L'urgenza di affrontare questi temi - compresa la tutela della salute delle persone e del territorio - deve diventare un tema centrale nella contrattazione del Sindacato partendo proprio dal ruolo dei "contratti climatici delle città", che - come spiega Francesca Rizzo, docente del Politecnico di Milano - sono “una formalizzazione di impegni tra stakeholder diversi lungo la catena del valore, dalla progettazione della politica fino alla sua implementazione”. L' obiettivo: portare una riduzione dell’80% delle emissioni entro il 2030.
Una riflessione sulle città è, dunque, d'obbligo.

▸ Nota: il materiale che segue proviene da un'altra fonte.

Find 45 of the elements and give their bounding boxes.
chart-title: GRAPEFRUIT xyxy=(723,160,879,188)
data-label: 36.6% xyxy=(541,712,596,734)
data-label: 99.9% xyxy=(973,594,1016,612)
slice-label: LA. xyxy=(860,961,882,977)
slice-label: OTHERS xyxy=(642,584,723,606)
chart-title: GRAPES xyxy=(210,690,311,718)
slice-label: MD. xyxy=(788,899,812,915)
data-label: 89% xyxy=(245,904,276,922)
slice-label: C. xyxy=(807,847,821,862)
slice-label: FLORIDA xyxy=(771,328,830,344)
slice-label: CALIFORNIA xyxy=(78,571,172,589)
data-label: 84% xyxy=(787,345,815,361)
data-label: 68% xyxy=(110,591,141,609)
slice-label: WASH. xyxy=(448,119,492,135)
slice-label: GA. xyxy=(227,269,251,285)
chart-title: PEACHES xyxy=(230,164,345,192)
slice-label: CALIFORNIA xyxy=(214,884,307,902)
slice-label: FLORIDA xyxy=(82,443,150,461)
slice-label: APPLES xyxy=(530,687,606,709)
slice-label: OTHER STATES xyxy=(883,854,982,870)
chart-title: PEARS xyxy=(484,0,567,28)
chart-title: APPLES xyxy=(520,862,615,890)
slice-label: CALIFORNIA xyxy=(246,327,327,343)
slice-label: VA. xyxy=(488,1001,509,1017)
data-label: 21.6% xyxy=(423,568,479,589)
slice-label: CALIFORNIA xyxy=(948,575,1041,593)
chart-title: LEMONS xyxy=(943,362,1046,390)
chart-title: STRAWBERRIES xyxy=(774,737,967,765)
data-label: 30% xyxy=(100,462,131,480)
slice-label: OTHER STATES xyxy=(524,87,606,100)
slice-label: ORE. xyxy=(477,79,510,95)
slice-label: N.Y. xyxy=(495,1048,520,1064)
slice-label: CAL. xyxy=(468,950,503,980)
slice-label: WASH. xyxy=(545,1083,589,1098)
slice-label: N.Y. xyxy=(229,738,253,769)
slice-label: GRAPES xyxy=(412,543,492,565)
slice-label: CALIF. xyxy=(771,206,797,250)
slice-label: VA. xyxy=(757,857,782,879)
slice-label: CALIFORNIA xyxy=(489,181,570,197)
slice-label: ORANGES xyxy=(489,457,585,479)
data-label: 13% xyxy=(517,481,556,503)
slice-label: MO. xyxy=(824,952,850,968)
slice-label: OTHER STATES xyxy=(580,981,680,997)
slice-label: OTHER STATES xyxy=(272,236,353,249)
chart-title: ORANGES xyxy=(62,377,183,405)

Italo Calvino lo fece nel 1972 quando scrisse: "Le città sono un insieme di tante cose: di memoria, di desideri, di segni d'un linguaggio; le città sono luoghi di scambio, come spiegano tutti i libri di storia dell'economia, ma questi scambi non sono soltanto scambi di merci, sono scambi di parole, di desideri, di ricordi. (..) Penso d'aver scritto qualcosa come un ultimo poema d'amore alle città, nel momento in cui diventa sempre più difficile viverle come città. Forse stiamo avvicinandoci a un momento di crisi della vita urbana e "Le città invisibili" sono un sogno che nasce dal cuore delle città invisibili. Oggi si parla con eguale insistenza della distruzione dell'ambiente naturale quanto della fragilità dei grandi sistemi tecnologici che può produrre guasti a catena, paralizzando metropoli intere. La crisi della città troppo grande è l'altra faccia della crisi della natura. L'immagine della "megalopoli", la città continua, uniforme, che va coprendo il mondo, domina anche il mio libro. (..) Quello che sta a cuore al mio Marco Polo è scoprire le ragioni segrete che hanno portato gli uomini a vivere nelle città, ragioni che potranno valere al di là di tutte le crisi."